We just moved. It's been a week and I'm still not sure what to do in this tiny little apartment. We don't know our neighbors and it's been too rainy to spend time outside. So I've been cleaning and trying to pay more attention to my daughter. Poor dear seems desperate for a playmate. Especially now that we're so isolated. No more just opening the door and being a part of a neighborhood we know and love. No more neighbors walking their dogs and stopping to say hello. No more sitting on the front porch soaking in the sun and just being outside. No more greeting neighbors coming and going from the door next to ours. No, now it's never seeing but always hearing the people that surround us. Kind of a strange concept, really. It's interesting how much you can learn about people just by virtue of hearing their movement in their homes when you don't even know what they look like. It's definitely been an adjustment. I miss our house. I miss it terribly. But even then I miss something more than that.
The home we just left |
A few years ago my sister and I were talking on the phone. It was quite coincidental that we discovered we both crave a home that doesn't exist. Only an illusion. When life gets hard, when transitions come, when we feel lost....it's quite natural to have that overwhelming feeling of just wanting to go home. The strange part is when you feel that way while you're currently at home in the house you live in. My sister and I had both independently realized that when we have that feeling it's for our childhood home. The place I lived for the first 13 years of my life. Where we faced many of the difficult trials we've had. I call it an illusion, though, because if we walked into there today I often wonder if the same feeling of nostalgia would exist as it does in the mind. My guess is we miss the home we knew and loved then. Just the way it was. With the people who were present at the time. But that exists in the past and can never be again.
The home where I grew up |
Sure, I suppose it's possible to create a new home. One where we will provide that experience for our own children. But, at least for me, I don't think "home" can replicated again. It will forever be emblazoned in my memory. And I will always miss it. Just as I will always miss the house we just left.
I've never been very good with life transitions. Change makes me sad more than it makes me excited. Seriously, though, I've never even changed my style of clothing or hair. I mean never. I cried the entire night before my 10th birthday because I would never again be one digit in age. There is just something profoundly heartbreaking to me about big changes. I don't like endings, even when it means the beginning of something that could possibly be greater. I was reading an article recently that taught the natural human resistance to endings is a testament of divinity. It struck me as quite beautiful. We dislike endings so much because, as eternal beings, endings are unnatural. Our marriages and our families are forever. Our lives, after mortality, are eternal. Maybe my extreme aversion to change and endings just means that my spirit is strongly remembering my eternal nature. I don't know if that's the case, but it's much more poetic than the pathetic alternative I'm inclined to define myself by.

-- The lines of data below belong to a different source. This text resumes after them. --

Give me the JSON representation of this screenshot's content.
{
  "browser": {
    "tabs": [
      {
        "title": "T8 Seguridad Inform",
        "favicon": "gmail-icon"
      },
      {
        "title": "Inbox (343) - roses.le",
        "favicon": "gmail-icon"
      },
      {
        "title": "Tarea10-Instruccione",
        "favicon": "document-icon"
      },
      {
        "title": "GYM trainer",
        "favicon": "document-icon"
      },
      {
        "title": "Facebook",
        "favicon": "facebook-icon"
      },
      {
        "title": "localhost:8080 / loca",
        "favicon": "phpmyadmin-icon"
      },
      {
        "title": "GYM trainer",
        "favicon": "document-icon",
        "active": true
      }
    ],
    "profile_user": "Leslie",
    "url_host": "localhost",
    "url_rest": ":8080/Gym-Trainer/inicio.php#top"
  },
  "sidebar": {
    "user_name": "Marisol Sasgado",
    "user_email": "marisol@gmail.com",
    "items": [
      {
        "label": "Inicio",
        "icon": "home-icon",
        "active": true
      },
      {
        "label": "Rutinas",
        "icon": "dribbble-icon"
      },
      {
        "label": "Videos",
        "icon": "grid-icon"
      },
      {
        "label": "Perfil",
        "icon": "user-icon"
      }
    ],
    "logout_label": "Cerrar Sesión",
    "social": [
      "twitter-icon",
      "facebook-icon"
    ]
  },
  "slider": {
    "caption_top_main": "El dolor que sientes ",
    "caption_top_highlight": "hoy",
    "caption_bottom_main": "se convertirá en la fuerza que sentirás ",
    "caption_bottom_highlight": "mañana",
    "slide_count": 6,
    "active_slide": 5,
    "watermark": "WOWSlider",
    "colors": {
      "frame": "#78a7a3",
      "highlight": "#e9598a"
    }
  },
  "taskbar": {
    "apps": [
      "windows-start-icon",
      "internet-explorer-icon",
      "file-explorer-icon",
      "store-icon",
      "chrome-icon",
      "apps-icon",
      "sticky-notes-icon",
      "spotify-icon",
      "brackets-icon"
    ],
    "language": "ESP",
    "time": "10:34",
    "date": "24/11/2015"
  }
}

It's kind of funny, with all of this change that's been happening, my mom, who is often emotional, has been portraying an increased level of emotion. Namely, crying. Over the last week my daughter has asked me several times if mommies cry. I tell her that they do. But this seems to be confusing to her. It occurred to me that she has never seen me cry. I believe that I feel and express emotions differently than most others and one of the main differences is that I hardly cry. Not for lack of wanting or trying to. I just am not a crier. When I do cry it's usually a tear or two and that's it. I know this transition is hard on my daughter and I feel badly that I am unable to demonstrate a range of healthy and natural ways of expressing emotion. Parents, I think, are often inclined to feel responsible for the way their children turn out. I'm definitely no exception. I'm already worrying that my lack of crying and setting that example for her will inhibit her in someway. Oh dear. How silly that sounds once I say it! Yet, it's a true parental fear.
In any case, that's where life is for me right now. I'm sad, I'm lonely, and I'm nostalgic. But I'm grateful. So grateful to have a roof over our heads and to still be with the people I love. I'm grateful for all the help we've had and for this small trial that has helped me to grow a little more, appreciate blessings a lot more, and perhaps even be the wiser for it. I'm grateful for the luxuries I have a bad habit of taking for granted. I'm grateful to have a job and an income. I'm grateful for my friends and family who love me and accept my love for them. I'm grateful for my personal talents and skills. I'm grateful for my daughter who teaches me everyday what it means to be a better person.
And, world, I'm grateful for you. Whoever and wherever you are for all the beauty and wonder you provide in your own special way. To you, at times, it may not seem like much, but the world would not be as bright without the light that you contribute.